At what velocity v do you have to throw the stone

Question

Suppose you are standing on the ground and throwing a stone straight up in the air. Let assume, for simplicity, that the gravitational constant is 10 meters per second per second. Neglecting air resistance, the stone's distance from the ground, in meters, after t seconds will be h(t)=−5t^2+vt.

At what velocity v do you have to throw the stone so that it reaches a height of exactly 9.8 meters before it starts to fall back towards the earth?

I have tried to derivate the function, but still stands still on this.

Answer 1

Your $v$ is the initial velocity, which would usually be written $v_0$ to distinguish it from the instantaneous velocity $v$. Using that, you also have $v=v_0-10t$ The highest point will come when $v=0$, so you can get $t$ and substitute in.

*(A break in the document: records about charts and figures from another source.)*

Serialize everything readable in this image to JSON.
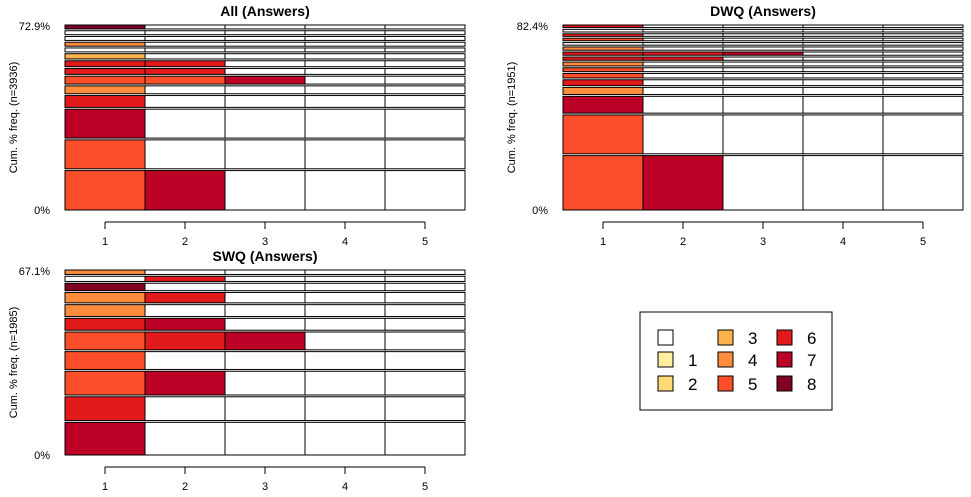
{
  "chart_data": [
    {
      "type": "heatmap",
      "subtype": "sequence-index-plot",
      "title": "All (Answers)",
      "ylabel": "Cum. % freq. (n=3936)",
      "ytick_labels": [
        "0%",
        "72.9%"
      ],
      "xticks": [
        1,
        2,
        3,
        4,
        5
      ],
      "rows": [
        {
          "weight": 3.0,
          "states": [
            5,
            7,
            null,
            null,
            null
          ]
        },
        {
          "weight": 2.2,
          "states": [
            5,
            null,
            null,
            null,
            null
          ]
        },
        {
          "weight": 2.2,
          "states": [
            7,
            null,
            null,
            null,
            null
          ]
        },
        {
          "weight": 0.9,
          "states": [
            6,
            null,
            null,
            null,
            null
          ]
        },
        {
          "weight": 0.6,
          "states": [
            4,
            null,
            null,
            null,
            null
          ]
        },
        {
          "weight": 0.6,
          "states": [
            5,
            5,
            7,
            null,
            null
          ]
        },
        {
          "weight": 0.45,
          "states": [
            6,
            6,
            null,
            null,
            null
          ]
        },
        {
          "weight": 0.45,
          "states": [
            6,
            6,
            null,
            null,
            null
          ]
        },
        {
          "weight": 0.4,
          "states": [
            3,
            null,
            null,
            null,
            null
          ]
        },
        {
          "weight": 0.3,
          "states": [
            null,
            null,
            null,
            null,
            null
          ]
        },
        {
          "weight": 0.3,
          "states": [
            4,
            null,
            null,
            null,
            null
          ]
        },
        {
          "weight": 0.3,
          "states": [
            null,
            null,
            null,
            null,
            null
          ]
        },
        {
          "weight": 0.3,
          "states": [
            null,
            null,
            null,
            null,
            null
          ]
        },
        {
          "weight": 0.3,
          "states": [
            8,
            null,
            null,
            null,
            null
          ]
        }
      ]
    },
    {
      "type": "heatmap",
      "subtype": "sequence-index-plot",
      "title": "DWQ (Answers)",
      "ylabel": "Cum. % freq. (n=1951)",
      "ytick_labels": [
        "0%",
        "82.4%"
      ],
      "xticks": [
        1,
        2,
        3,
        4,
        5
      ],
      "rows": [
        {
          "weight": 4.2,
          "states": [
            5,
            7,
            null,
            null,
            null
          ]
        },
        {
          "weight": 3.0,
          "states": [
            5,
            null,
            null,
            null,
            null
          ]
        },
        {
          "weight": 1.3,
          "states": [
            7,
            null,
            null,
            null,
            null
          ]
        },
        {
          "weight": 0.55,
          "states": [
            4,
            null,
            null,
            null,
            null
          ]
        },
        {
          "weight": 0.45,
          "states": [
            6,
            null,
            null,
            null,
            null
          ]
        },
        {
          "weight": 0.35,
          "states": [
            5,
            null,
            null,
            null,
            null
          ]
        },
        {
          "weight": 0.3,
          "states": [
            5,
            null,
            null,
            null,
            null
          ]
        },
        {
          "weight": 0.3,
          "states": [
            4,
            null,
            null,
            null,
            null
          ]
        },
        {
          "weight": 0.25,
          "states": [
            6,
            6,
            null,
            null,
            null
          ]
        },
        {
          "weight": 0.25,
          "states": [
            6,
            6,
            7,
            null,
            null
          ]
        },
        {
          "weight": 0.25,
          "states": [
            4,
            null,
            null,
            null,
            null
          ]
        },
        {
          "weight": 0.2,
          "states": [
            null,
            null,
            null,
            null,
            null
          ]
        },
        {
          "weight": 0.2,
          "states": [
            5,
            null,
            null,
            null,
            null
          ]
        },
        {
          "weight": 0.2,
          "states": [
            6,
            null,
            null,
            null,
            null
          ]
        },
        {
          "weight": 0.2,
          "states": [
            null,
            null,
            null,
            null,
            null
          ]
        },
        {
          "weight": 0.2,
          "states": [
            6,
            null,
            null,
            null,
            null
          ]
        }
      ]
    },
    {
      "type": "heatmap",
      "subtype": "sequence-index-plot",
      "title": "SWQ (Answers)",
      "ylabel": "Cum. % freq. (n=1985)",
      "ytick_labels": [
        "0%",
        "67.1%"
      ],
      "xticks": [
        1,
        2,
        3,
        4,
        5
      ],
      "rows": [
        {
          "weight": 2.2,
          "states": [
            7,
            null,
            null,
            null,
            null
          ]
        },
        {
          "weight": 1.6,
          "states": [
            6,
            null,
            null,
            null,
            null
          ]
        },
        {
          "weight": 1.6,
          "states": [
            5,
            7,
            null,
            null,
            null
          ]
        },
        {
          "weight": 1.2,
          "states": [
            5,
            null,
            null,
            null,
            null
          ]
        },
        {
          "weight": 1.2,
          "states": [
            5,
            6,
            7,
            null,
            null
          ]
        },
        {
          "weight": 0.8,
          "states": [
            6,
            7,
            null,
            null,
            null
          ]
        },
        {
          "weight": 0.8,
          "states": [
            4,
            null,
            null,
            null,
            null
          ]
        },
        {
          "weight": 0.7,
          "states": [
            4,
            6,
            null,
            null,
            null
          ]
        },
        {
          "weight": 0.5,
          "states": [
            8,
            null,
            null,
            null,
            null
          ]
        },
        {
          "weight": 0.35,
          "states": [
            null,
            6,
            null,
            null,
            null
          ]
        },
        {
          "weight": 0.3,
          "states": [
            4,
            null,
            null,
            null,
            null
          ]
        }
      ]
    }
  ],
  "legend": {
    "entries": [
      {
        "label": "",
        "color": "#FFFFFF"
      },
      {
        "label": "1",
        "color": "#FFEDA0"
      },
      {
        "label": "2",
        "color": "#FED976"
      },
      {
        "label": "3",
        "color": "#FEB24C"
      },
      {
        "label": "4",
        "color": "#FD8D3C"
      },
      {
        "label": "5",
        "color": "#FC4E2A"
      },
      {
        "label": "6",
        "color": "#E31A1C"
      },
      {
        "label": "7",
        "color": "#BD0026"
      },
      {
        "label": "8",
        "color": "#800026"
      }
    ]
  }
}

If you want to take the derivative, you have $h'(t)=v(t)$ so the result is the equation above.

Answer 2

It's position as a function of time, $p(t)= ut - \frac12 gt^2$.

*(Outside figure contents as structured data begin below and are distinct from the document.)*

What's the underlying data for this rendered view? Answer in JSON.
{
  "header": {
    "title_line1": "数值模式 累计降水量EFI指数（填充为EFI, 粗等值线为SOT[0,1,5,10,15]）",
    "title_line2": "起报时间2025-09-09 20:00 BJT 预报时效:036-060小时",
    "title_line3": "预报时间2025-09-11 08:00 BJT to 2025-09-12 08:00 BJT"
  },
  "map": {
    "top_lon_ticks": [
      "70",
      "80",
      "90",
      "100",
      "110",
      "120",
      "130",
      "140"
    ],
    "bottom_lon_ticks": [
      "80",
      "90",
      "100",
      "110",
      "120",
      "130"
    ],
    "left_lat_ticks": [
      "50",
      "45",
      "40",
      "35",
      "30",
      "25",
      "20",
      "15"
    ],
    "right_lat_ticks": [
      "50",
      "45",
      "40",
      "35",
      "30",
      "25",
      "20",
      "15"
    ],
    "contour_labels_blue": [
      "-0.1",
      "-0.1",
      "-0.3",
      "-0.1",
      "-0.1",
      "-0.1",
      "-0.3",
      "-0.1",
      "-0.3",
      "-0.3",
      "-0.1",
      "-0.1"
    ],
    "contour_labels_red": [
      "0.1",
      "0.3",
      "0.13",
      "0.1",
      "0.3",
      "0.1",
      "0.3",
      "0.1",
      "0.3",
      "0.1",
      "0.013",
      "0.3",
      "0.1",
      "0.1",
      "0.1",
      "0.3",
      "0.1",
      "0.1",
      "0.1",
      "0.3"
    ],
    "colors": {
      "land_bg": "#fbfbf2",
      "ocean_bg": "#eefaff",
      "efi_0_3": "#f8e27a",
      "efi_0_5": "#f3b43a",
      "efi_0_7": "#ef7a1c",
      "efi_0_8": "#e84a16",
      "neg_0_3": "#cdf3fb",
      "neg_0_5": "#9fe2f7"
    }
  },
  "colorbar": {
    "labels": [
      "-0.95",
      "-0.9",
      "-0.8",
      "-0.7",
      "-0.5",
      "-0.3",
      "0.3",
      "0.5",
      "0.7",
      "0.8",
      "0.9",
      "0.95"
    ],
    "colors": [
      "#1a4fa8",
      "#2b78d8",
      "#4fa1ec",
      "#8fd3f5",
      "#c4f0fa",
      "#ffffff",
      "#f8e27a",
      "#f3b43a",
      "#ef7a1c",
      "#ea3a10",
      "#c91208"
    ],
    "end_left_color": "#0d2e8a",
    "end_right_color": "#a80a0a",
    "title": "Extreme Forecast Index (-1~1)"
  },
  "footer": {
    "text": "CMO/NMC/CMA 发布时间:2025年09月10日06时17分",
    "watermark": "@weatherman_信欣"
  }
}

On differentiation, we obtain it's velocity, $v(t)=u-gt$. At it's highest point $v=0$, so $t=\dfrac{u}g$. Substituting this for $t$ in $ut - \frac12 gt^2=9.8 \text{ metres}$, we obtain a linear equation in $u^2$.

Answer 3

You are close, you must evaluate the function at the maximum height, or when the derivative equals zero. There is a very nice form for quadratic function when that time occurs, it is: $$ t^*=-\frac{b}{2a}. $$ So $$ t=\frac{v}{10}\Rightarrow 9.8=-5\frac{v^2}{100}+\frac{v^2}{10} $$ and solve.